2. Reduce Caffeine Intake
You should be caffeine-free by about 2 p.m., according to Breus. Most people are not aware that caffeine has a half life of up to eight hours and can affect not only your ability to fall asleep, but also the quality of sleep you are getting.
3. Take a Hot Bath
Take a hot bath 60 to 75 minutes before bed. The bath should be warmer than 100 degrees Fahrenheit and you should be in it for longer than 20 minutes.
Breus said the bath will relax your musculature and increase your core body temperature. He explains the increase in body temperature is important because once you leave the bath your body temperature will start to cool which is a signal to your brain to release melatonin, a hormone that helps you fall asleep.

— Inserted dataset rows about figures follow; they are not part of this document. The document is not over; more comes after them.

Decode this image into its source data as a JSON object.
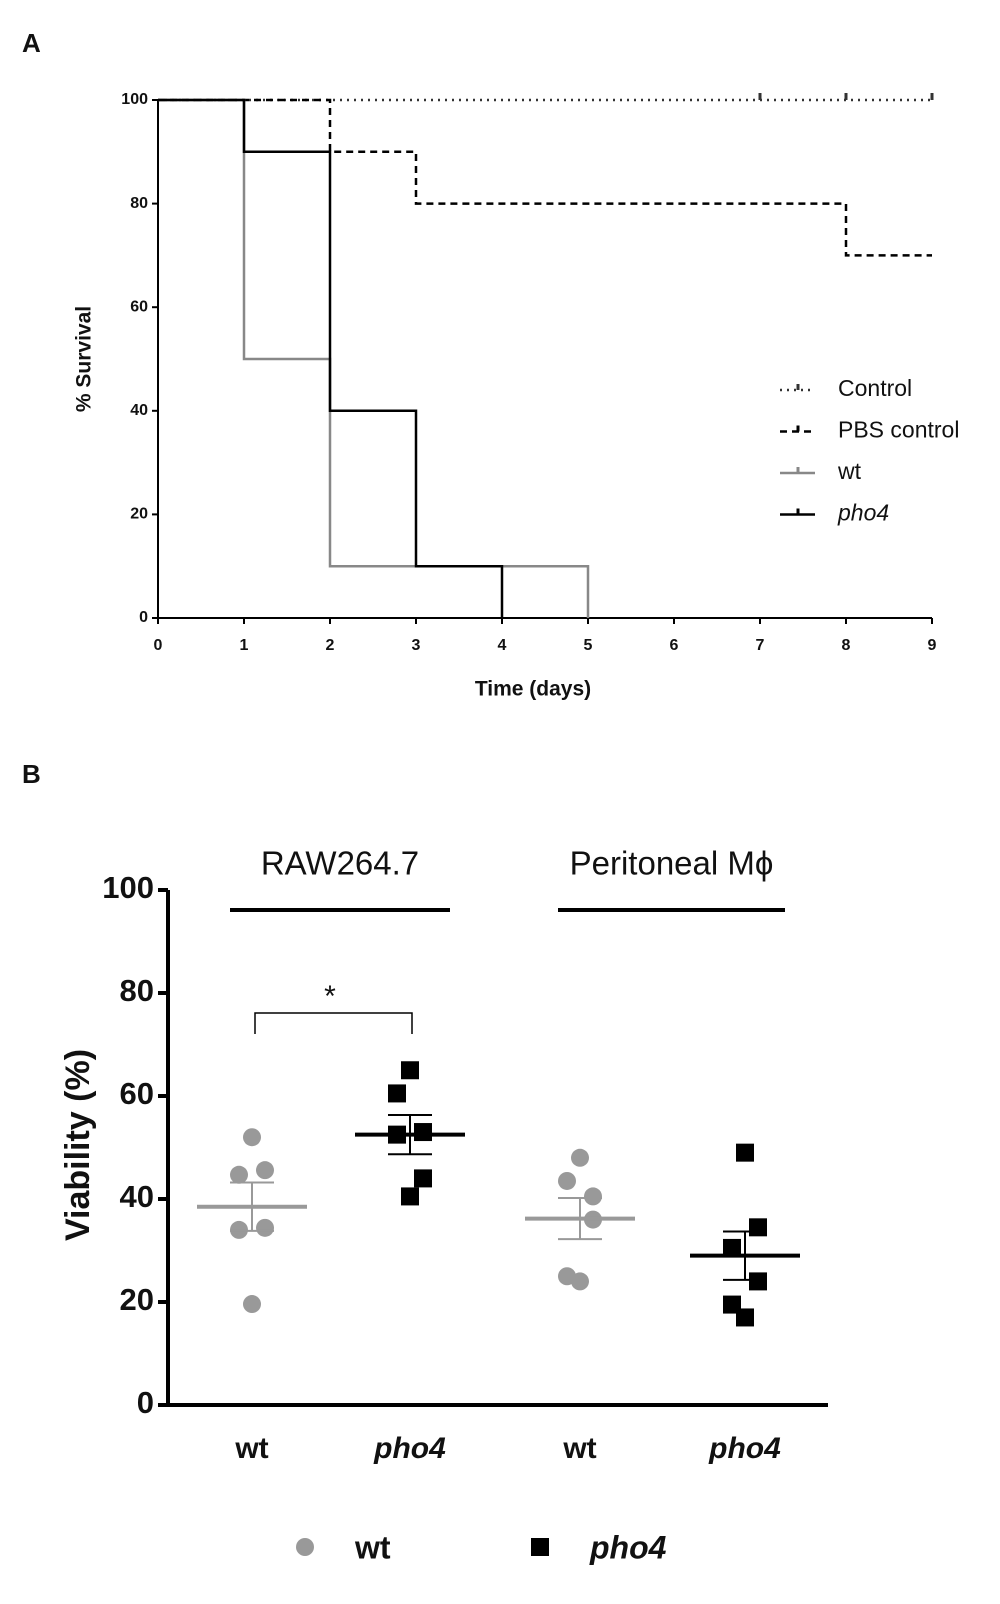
{
  "chart_data": [
    {
      "type": "step",
      "panel_label": "A",
      "ylabel": "% Survival",
      "xlabel": "Time (days)",
      "x": [
        0,
        1,
        2,
        3,
        4,
        5,
        6,
        7,
        8,
        9
      ],
      "xlim": [
        0,
        9
      ],
      "xticks": [
        0,
        1,
        2,
        3,
        4,
        5,
        6,
        7,
        8,
        9
      ],
      "ylim": [
        0,
        100
      ],
      "yticks": [
        0,
        20,
        40,
        60,
        80,
        100
      ],
      "legend": "right",
      "series": [
        {
          "name": "Control",
          "color": "#333333",
          "style": "dotted",
          "values": [
            100,
            100,
            100,
            100,
            100,
            100,
            100,
            100,
            100,
            100
          ],
          "censored": [
            7,
            8,
            9
          ]
        },
        {
          "name": " PBS control",
          "color": "#000000",
          "style": "dashed",
          "values": [
            100,
            100,
            90,
            80,
            80,
            80,
            80,
            80,
            70,
            70
          ]
        },
        {
          "name": "wt",
          "color": "#888888",
          "style": "solid",
          "values": [
            100,
            50,
            10,
            10,
            10,
            0,
            null,
            null,
            null,
            null
          ]
        },
        {
          "name": "pho4",
          "color": "#000000",
          "style": "solid",
          "italic": true,
          "values": [
            100,
            90,
            40,
            10,
            0,
            null,
            null,
            null,
            null,
            null
          ]
        }
      ]
    },
    {
      "type": "dot",
      "panel_label": "B",
      "ylabel": "Viability (%)",
      "group_labels": [
        "RAW264.7",
        "Peritoneal Mϕ"
      ],
      "significance": "*",
      "categories": [
        "wt",
        "pho4",
        "wt",
        "pho4"
      ],
      "ylim": [
        0,
        100
      ],
      "yticks": [
        0,
        20,
        40,
        60,
        80,
        100
      ],
      "series": [
        {
          "name": "wt",
          "color": "#999999",
          "marker": "circle",
          "values": [
            [
              52,
              45.6,
              44.7,
              34.4,
              34,
              19.6
            ],
            null,
            [
              48,
              40.5,
              43.5,
              36,
              25,
              24
            ],
            null
          ],
          "means": [
            38.5,
            null,
            36.2,
            null
          ],
          "sems": [
            4.7,
            null,
            4,
            null
          ]
        },
        {
          "name": "pho4",
          "color": "#000000",
          "marker": "square",
          "italic": true,
          "values": [
            null,
            [
              65,
              53,
              60.5,
              44,
              52.5,
              40.5
            ],
            null,
            [
              49,
              34.5,
              30.5,
              24,
              19.5,
              17
            ]
          ],
          "means": [
            null,
            52.5,
            null,
            29
          ],
          "sems": [
            null,
            3.8,
            null,
            4.7
          ]
        }
      ]
    }
  ]
}
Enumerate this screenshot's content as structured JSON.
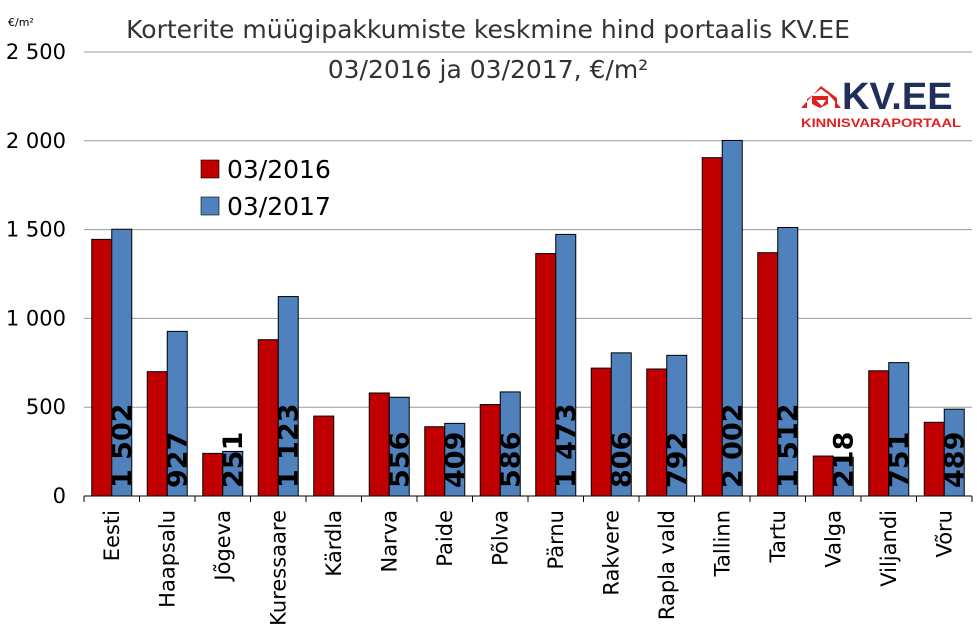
{
  "chart_data": {
    "type": "bar",
    "title": "Korterite müügipakkumiste keskmine hind portaalis KV.EE",
    "subtitle": "03/2016 ja 03/2017, €/m²",
    "unit_label": "€/m²",
    "categories": [
      "Eesti",
      "Haapsalu",
      "Jõgeva",
      "Kuressaare",
      "Kärdla",
      "Narva",
      "Paide",
      "Põlva",
      "Pärnu",
      "Rakvere",
      "Rapla vald",
      "Tallinn",
      "Tartu",
      "Valga",
      "Viljandi",
      "Võru"
    ],
    "series": [
      {
        "name": "03/2016",
        "color": "#C00000",
        "values": [
          1445,
          700,
          240,
          880,
          450,
          580,
          390,
          515,
          1365,
          720,
          715,
          1905,
          1370,
          225,
          705,
          415
        ]
      },
      {
        "name": "03/2017",
        "color": "#4F81BD",
        "values": [
          1502,
          927,
          251,
          1123,
          null,
          556,
          409,
          586,
          1473,
          806,
          792,
          2002,
          1512,
          218,
          751,
          489
        ]
      }
    ],
    "data_labels": [
      "1 502",
      "927",
      "251",
      "1 123",
      "",
      "556",
      "409",
      "586",
      "1 473",
      "806",
      "792",
      "2 002",
      "1 512",
      "218",
      "751",
      "489"
    ],
    "ylim": [
      0,
      2500
    ],
    "yticks": [
      0,
      500,
      1000,
      1500,
      2000,
      2500
    ],
    "ytick_labels": [
      "0",
      "500",
      "1 000",
      "1 500",
      "2 000",
      "2 500"
    ],
    "grid": true,
    "legend_position": "top-left"
  },
  "logo": {
    "name": "KV.EE",
    "tagline": "KINNISVARAPORTAAL",
    "brand_color": "#E02020",
    "text_color": "#1F2F5A"
  }
}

4. Stop Exercising Four Hours Before Bed
Exercise is great for sleep, but Breus said that it's hard for the body to wind down after doing it. He advises finding an earlier time in the day to do exercise.
5. Keep the Kids and the Animals Out of Bed
Kids and pets can wake you up in the middle of the night and disrupt your sleep cycle.
6. Have a Comfortable Bed
Often times just buying a new mattress can be the secret to getting a better night's rest.
7. Sleep in a Cool Room
According to Breus, people sleep best when the room is between 65 and 75 degrees fahrenheit and the bed's surface is between 82 and 86 degrees fahrenheit.
8. Eat Your Last Meal Three and a Half to Four Hours Before Bed
Eat your last meal three and a half to four hours before bed. The body was not meant to digest food lying down, it was meant to digest food sitting or standing, Breus told ABC News.
9. Monitor the Amount of Light in Your Room
Breus said that light resets your biological clock and can trick your brain into thinking it's morning. As an example he suggests using a book light to read by rather than a lamp on a bedside table that uses a much stronger bulb.